Since the proposal of purely clinical classification of non-syndromic syndactylies [16], the phenotypic spectrum of SPD has broadened extensively (reviewed in [17]). In certain instances, it overlaps with other well-characterized syndactyly types. For instance, isolated webbing of 3/4 fingers (MIM 185900) has been observed in the panel of SPD1 families reported by Goodman et al. [4], and is also present in the present two Asian families. Secondly, another separate entity, isolated 2/3 toes cutaneous syndactyly, has also been observed in SPD1 family subjects [4, 13]. The phenotypic overlap of SPD1 with clinically and genetically distinct syndactylies calls for further investigations. It is quite likely that there is a crosstalk between HOXD13 and the type I syndactyly locus (or loci) in defining the limb phenotype. We are embarking upon further studies in order to understand this clinical and genetic heterogeneity observed in synpolydactyly families.
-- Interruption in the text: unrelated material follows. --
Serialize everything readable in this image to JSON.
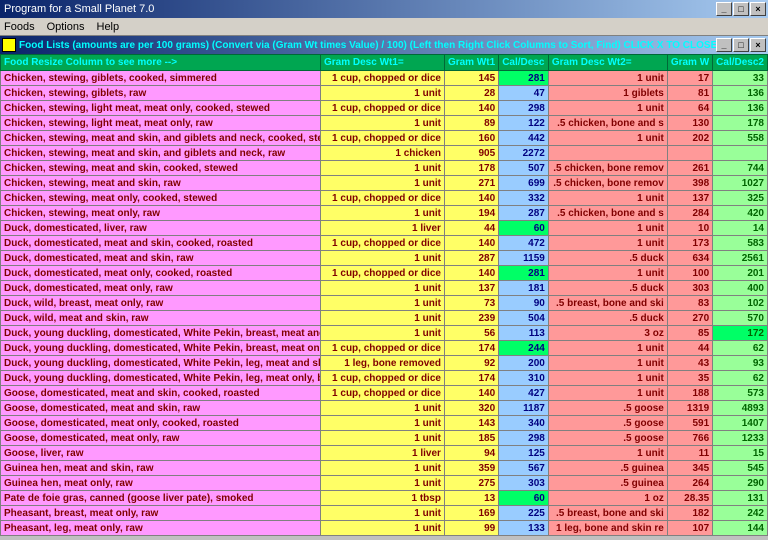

Synpolydactyly is clinically and genetically very heterogeneous; however distinct non-overlapping clinical variants have been identified in families with synpolydactyly type I (SPD1). When a minor variant occurs as a predominant phenotype in a given family, it should not be considered as a separate entity. The expansion of two alanine residues in the polyalanine repeat of HOXD13 is not associated with an SPD phenotype.